I agree with Bugga. Whatever brand you choose, you need a printer with a top feed. My HP printer is great, but it feeds from the front and doesn't work with the heavy cardstock. The cardstock won't make the bend. My inexpensive Canon has the top feed and has no trouble with 110 lb. cardstock.
We have an HP Photosmart Plus. It handles cardstock really well. It prints, copies, scans, and can fax too. The ink cartridges are really inexpensive too (under $15).
Not necessarily true for all top feed printers. I have an Epson Workforce that is a top feed printer and it will NOT print on heavy paper unless I scotch tape it to a regular piece of copy paper. I can only get away with Neenah cardstock with this trick, PTI or any other heavier cardstock refuses to feed through.
Quote:
Originally Posted by PaperManipulator
I agree with Bugga.

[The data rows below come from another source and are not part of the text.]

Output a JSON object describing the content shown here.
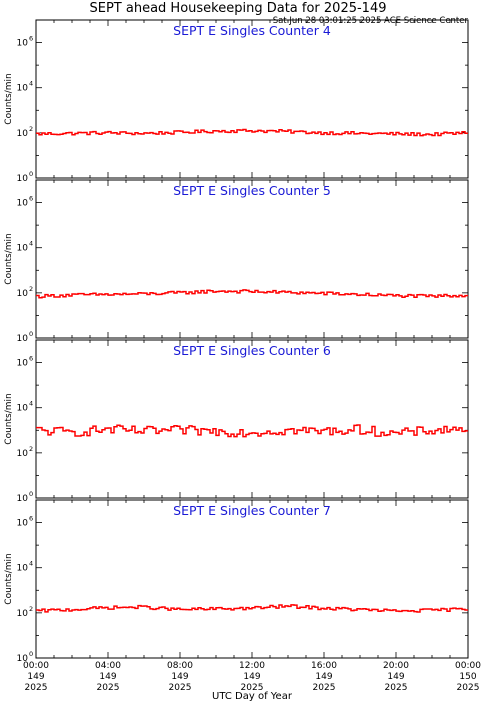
{
  "title": "SEPT ahead Housekeeping Data for 2025-149",
  "timestamp": "Sat Jun 28 03:01:25 2025 ACE Science Center",
  "xlabel": "UTC Day of Year",
  "ylabel": "Counts/min",
  "colors": {
    "series": "#ff0000",
    "panel_title": "#1a1ad6",
    "axes": "#000000"
  },
  "x_ticks": [
    {
      "time": "00:00",
      "doy": "149",
      "year": "2025"
    },
    {
      "time": "04:00",
      "doy": "149",
      "year": "2025"
    },
    {
      "time": "08:00",
      "doy": "149",
      "year": "2025"
    },
    {
      "time": "12:00",
      "doy": "149",
      "year": "2025"
    },
    {
      "time": "16:00",
      "doy": "149",
      "year": "2025"
    },
    {
      "time": "20:00",
      "doy": "149",
      "year": "2025"
    },
    {
      "time": "00:00",
      "doy": "150",
      "year": "2025"
    }
  ],
  "y_ticks": [
    {
      "base": "10",
      "exp": "0"
    },
    {
      "base": "10",
      "exp": "2"
    },
    {
      "base": "10",
      "exp": "4"
    },
    {
      "base": "10",
      "exp": "6"
    }
  ],
  "chart_data": [
    {
      "type": "line",
      "title": "SEPT E Singles Counter 4",
      "xlabel": "UTC Day of Year",
      "ylabel": "Counts/min",
      "y_scale": "log",
      "ylim": [
        1,
        10000000
      ],
      "xlim": [
        0,
        24
      ],
      "x_unit": "hours UTC from 2025-149 00:00",
      "step": "staircase (one value per ~10-minute interval)",
      "series": [
        {
          "x": [
            0,
            2,
            4,
            6,
            8,
            10,
            12,
            14,
            16,
            18,
            20,
            22,
            24
          ],
          "values": [
            90,
            95,
            100,
            95,
            105,
            120,
            125,
            115,
            100,
            95,
            90,
            85,
            100
          ]
        }
      ]
    },
    {
      "type": "line",
      "title": "SEPT E Singles Counter 5",
      "xlabel": "UTC Day of Year",
      "ylabel": "Counts/min",
      "y_scale": "log",
      "ylim": [
        1,
        10000000
      ],
      "xlim": [
        0,
        24
      ],
      "x_unit": "hours UTC from 2025-149 00:00",
      "step": "staircase (one value per ~10-minute interval)",
      "series": [
        {
          "x": [
            0,
            2,
            4,
            6,
            8,
            10,
            12,
            14,
            16,
            18,
            20,
            22,
            24
          ],
          "values": [
            70,
            80,
            85,
            90,
            100,
            120,
            115,
            105,
            95,
            85,
            75,
            70,
            80
          ]
        }
      ]
    },
    {
      "type": "line",
      "title": "SEPT E Singles Counter 6",
      "xlabel": "UTC Day of Year",
      "ylabel": "Counts/min",
      "y_scale": "log",
      "ylim": [
        1,
        10000000
      ],
      "xlim": [
        0,
        24
      ],
      "x_unit": "hours UTC from 2025-149 00:00",
      "step": "staircase (one value per ~10-minute interval)",
      "series": [
        {
          "x": [
            0,
            2,
            4,
            6,
            8,
            10,
            12,
            14,
            16,
            18,
            20,
            22,
            24
          ],
          "values": [
            1000,
            800,
            1100,
            900,
            1000,
            900,
            800,
            1000,
            900,
            1100,
            700,
            1000,
            1200
          ]
        }
      ]
    },
    {
      "type": "line",
      "title": "SEPT E Singles Counter 7",
      "xlabel": "UTC Day of Year",
      "ylabel": "Counts/min",
      "y_scale": "log",
      "ylim": [
        1,
        10000000
      ],
      "xlim": [
        0,
        24
      ],
      "x_unit": "hours UTC from 2025-149 00:00",
      "step": "staircase (one value per ~10-minute interval)",
      "series": [
        {
          "x": [
            0,
            2,
            4,
            6,
            8,
            10,
            12,
            14,
            16,
            18,
            20,
            22,
            24
          ],
          "values": [
            120,
            140,
            170,
            180,
            140,
            150,
            160,
            200,
            160,
            140,
            120,
            130,
            150
          ]
        }
      ]
    }
  ]
}
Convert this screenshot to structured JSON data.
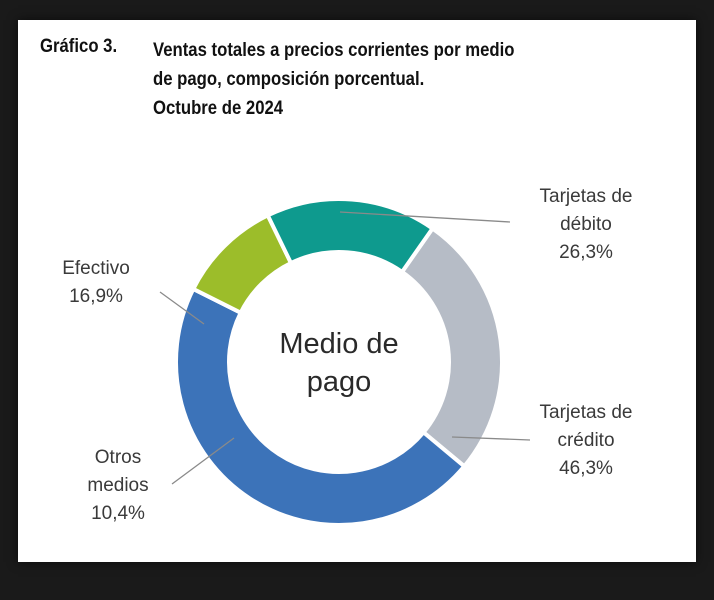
{
  "title": {
    "number": "Gráfico 3.",
    "lines": [
      "Ventas totales a precios corrientes por medio",
      "de pago, composición porcentual.",
      "Octubre de 2024"
    ]
  },
  "chart_data": {
    "type": "pie",
    "donut": true,
    "center_label": [
      "Medio de",
      "pago"
    ],
    "slices": [
      {
        "label": [
          "Tarjetas de",
          "débito"
        ],
        "value_label": "26,3%",
        "value": 26.3,
        "color": "#b6bcc6"
      },
      {
        "label": [
          "Tarjetas de",
          "crédito"
        ],
        "value_label": "46,3%",
        "value": 46.3,
        "color": "#3c73b9"
      },
      {
        "label": [
          "Otros",
          "medios"
        ],
        "value_label": "10,4%",
        "value": 10.4,
        "color": "#9cbd2a"
      },
      {
        "label": [
          "Efectivo"
        ],
        "value_label": "16,9%",
        "value": 16.9,
        "color": "#0e9a8e"
      }
    ],
    "legend": "none",
    "grid": false
  }
}
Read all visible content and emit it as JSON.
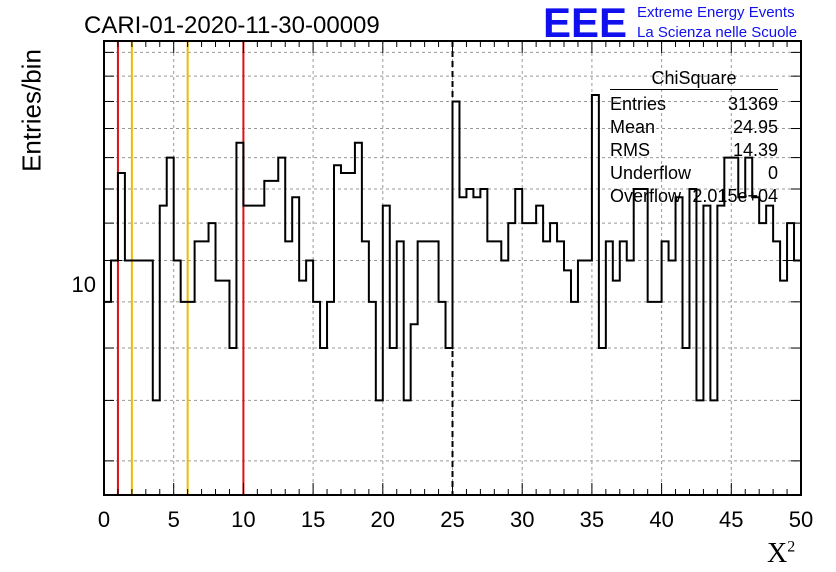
{
  "title": "CARI-01-2020-11-30-00009",
  "logo": {
    "mark": "EEE",
    "line1": "Extreme Energy Events",
    "line2": "La Scienza nelle Scuole"
  },
  "axes": {
    "ylabel": "Entries/bin",
    "xlabel": "X",
    "xlabel_sup": "2",
    "ytick": "10"
  },
  "stats": {
    "title": "ChiSquare",
    "rows": [
      {
        "label": "Entries",
        "value": "31369"
      },
      {
        "label": "Mean",
        "value": "24.95"
      },
      {
        "label": "RMS",
        "value": "14.39"
      },
      {
        "label": "Underflow",
        "value": "0"
      },
      {
        "label": "Overflow",
        "value": "2.015e+04"
      }
    ]
  },
  "colors": {
    "frame": "#000000",
    "grid": "#999999",
    "histogram": "#000000",
    "red_lines": "#dd1111",
    "yellow_lines": "#eebb00",
    "logo": "#1010ee"
  },
  "chart_data": {
    "type": "histogram",
    "title": "CARI-01-2020-11-30-00009",
    "xlabel": "X²",
    "ylabel": "Entries/bin",
    "xlim": [
      0,
      50
    ],
    "yscale": "log",
    "ylim": [
      5.5,
      17.5
    ],
    "grid": true,
    "bin_width": 0.5,
    "values": [
      9,
      10,
      12.5,
      10,
      10,
      10,
      10,
      7,
      11.5,
      13,
      10,
      9,
      9,
      10.5,
      10.5,
      11,
      9.5,
      9.5,
      8,
      13.5,
      11.5,
      11.5,
      11.5,
      12.25,
      12.25,
      13,
      10.5,
      11.75,
      9.5,
      10,
      9,
      8,
      9,
      12.75,
      12.5,
      12.5,
      13.5,
      10.5,
      9,
      7,
      11.5,
      8,
      10.5,
      7,
      8.5,
      10.5,
      10.5,
      10.5,
      9,
      8,
      15,
      11.75,
      12,
      11.75,
      12,
      10.5,
      10.5,
      10,
      11,
      12,
      11,
      11,
      11.5,
      10.5,
      11,
      10.5,
      9.75,
      9,
      10,
      10,
      15.25,
      8,
      10.5,
      9.5,
      10.5,
      10,
      12,
      12,
      9,
      9,
      10.5,
      10,
      11.75,
      8,
      12,
      7,
      11.5,
      7,
      11.5,
      13,
      13,
      11.75,
      13,
      11.75,
      11,
      11.5,
      10.5,
      9.5,
      11,
      10,
      9
    ]
  },
  "markers": {
    "red": [
      1,
      10
    ],
    "yellow": [
      2,
      6
    ],
    "dashed": [
      25
    ]
  }
}
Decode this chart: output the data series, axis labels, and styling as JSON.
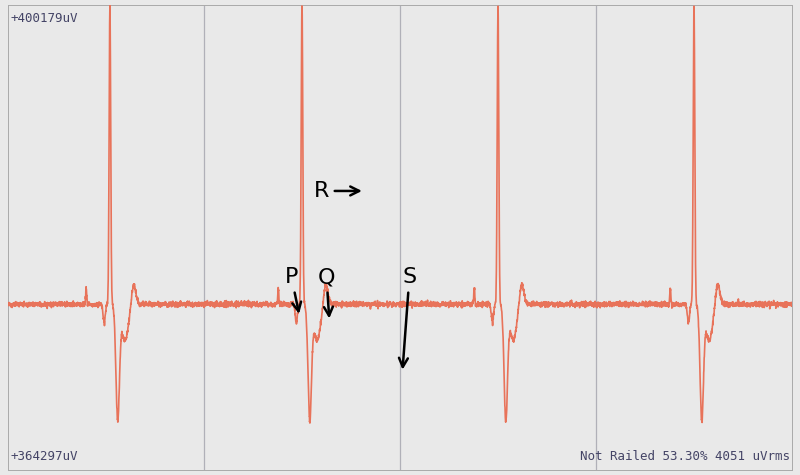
{
  "background_color": "#e9e9e9",
  "ecg_color": "#e8735a",
  "ecg_linewidth": 1.2,
  "top_label": "+400179uV",
  "bottom_label": "+364297uV",
  "bottom_right_label": "Not Railed 53.30% 4051 uVrms",
  "label_color": "#444466",
  "label_fontsize": 9,
  "vline_color": "#b0b0b8",
  "vline_positions": [
    0.25,
    0.5,
    0.75
  ],
  "annotation_fontsize": 16,
  "beat_centers": [
    0.13,
    0.375,
    0.625,
    0.875
  ],
  "beat_scale": 0.055,
  "baseline_y": 0.13,
  "r_amplitude": 0.92,
  "ylim_low": -0.38,
  "ylim_high": 1.05
}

Whatever brand you choose, you need a printer with a top feed. My HP printer is great, but it feeds from the front and doesn't work with the heavy cardstock. The cardstock won't make the bend. My inexpensive Canon has the top feed and has no trouble with 110 lb. cardstock.
I've had two Canons that took heavy cardstock. The one I have now, a Canon MP560, will take 203# cardstock that I use to make boxes in the rear feed tray. I've had this printer over a year and have never had a paper jam. I run everything through it - 200#, 110#, 80#, acetate transparencies. The only thing it doesn't really like is tissue paper, but I use a repositionable spray adhesive on plain bond and stick it to that. It goes through the printer ok - its just getting the tissue off the paper that's kind a PITA.
I think the trick is a printer with a straight feed path. Had a great HP laserjet at work that could print anything. My current home printer - HP Officejet Pro 8500 - has worked so far but I tend not to print anything heavier than whisper white or very vanilla. I also wouldn't suggest the Officejet for a lot of output but the HP LJ was a real workhorse.
We also have a Samsung LJ ML-2510 and that absolutely will not print even the lightest of CS. Sad.
Thanks so much for the feedback. I will review all the machines you guys have mentioned. I hope other people comment as I would to know their feedback as well.
I recently printed the wedding invitations for my daughter using #110 cardstock on my Epson Artisan 835, using the interior tray and the came out great. The secret I used was to change a different paper setting on my printing feature menu. I believe I selected one of the photo papers. Try playing with the different paper options that may help.